Own Your Own Sickness

I think the real story about this EEOC decision is that big business is more ready for government-provided health care than ever.

The Equal Employment Opportunity Commission said Wednesday that employers could reduce or eliminate health benefits for retirees when they turn 65 and become eligible for Medicare.

The policy, set forth in a new regulation, allows employers to establish two classes of retirees, with more comprehensive benefits for those under 65 and more limited benefits — or none at all — for those older.

More than 10 million retirees rely on employer-sponsored health plans as a primary source of coverage or as a supplement to Medicare, and Naomi C. Earp, the commission’s chairwoman, said, “This rule will help employers continue to voluntarily provide and maintain these critically important health benefits.”
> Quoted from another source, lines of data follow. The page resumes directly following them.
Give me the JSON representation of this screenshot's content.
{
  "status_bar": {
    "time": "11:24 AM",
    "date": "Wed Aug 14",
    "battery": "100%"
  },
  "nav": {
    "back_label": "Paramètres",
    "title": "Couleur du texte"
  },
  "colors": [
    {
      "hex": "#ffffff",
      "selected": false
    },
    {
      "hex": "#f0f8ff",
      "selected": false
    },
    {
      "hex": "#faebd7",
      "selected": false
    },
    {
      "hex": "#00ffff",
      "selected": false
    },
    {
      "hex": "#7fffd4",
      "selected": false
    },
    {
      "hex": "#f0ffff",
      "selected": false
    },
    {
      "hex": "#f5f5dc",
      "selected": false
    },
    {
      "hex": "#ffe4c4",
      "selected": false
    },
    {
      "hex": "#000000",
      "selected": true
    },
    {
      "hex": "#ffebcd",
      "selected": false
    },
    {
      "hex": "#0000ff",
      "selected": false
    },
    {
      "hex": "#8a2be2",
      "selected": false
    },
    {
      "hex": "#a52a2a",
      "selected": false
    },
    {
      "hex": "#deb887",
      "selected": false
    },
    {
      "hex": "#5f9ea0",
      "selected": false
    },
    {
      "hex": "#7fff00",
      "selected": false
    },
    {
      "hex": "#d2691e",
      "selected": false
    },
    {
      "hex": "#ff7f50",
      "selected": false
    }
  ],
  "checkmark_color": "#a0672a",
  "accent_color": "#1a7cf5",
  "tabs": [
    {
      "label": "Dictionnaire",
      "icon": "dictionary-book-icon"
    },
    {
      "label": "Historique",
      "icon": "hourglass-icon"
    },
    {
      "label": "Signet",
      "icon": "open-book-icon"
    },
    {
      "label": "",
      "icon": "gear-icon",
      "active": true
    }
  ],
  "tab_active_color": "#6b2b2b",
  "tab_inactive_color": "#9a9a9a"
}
Legacy costs are crushing US manufacturing and putting as much as $1,500 on the nose of every car made in this country. Meanwhile, working class Americans are unable to save for retirement, have seen their pensions turned into 401(k) plans subject to the vagaries of the stock market, and now their familiar health care can be taken away from them. This ruling puts more Americans out on their own, like practically everything in George Bush's ownership society. But it also offers the possibility to expand the only health care system that will truly be able to drive down costs.

Wouldn't this be the perfect time to approach key businesses and ask for their support in reducing the Medicare age to 55, with this ruling as the template allowing them to loosen their entitlement burden? They could join with unions and interest groups in an outside-in strategy to pressure the Congress. We're obviously going to get a tremendous amount of pushback from pharmaceuticals and insurance companies in the coming health care fight, but having a corporate element on our side would at least make it more fair. And I think they're ready to ask for help, finally.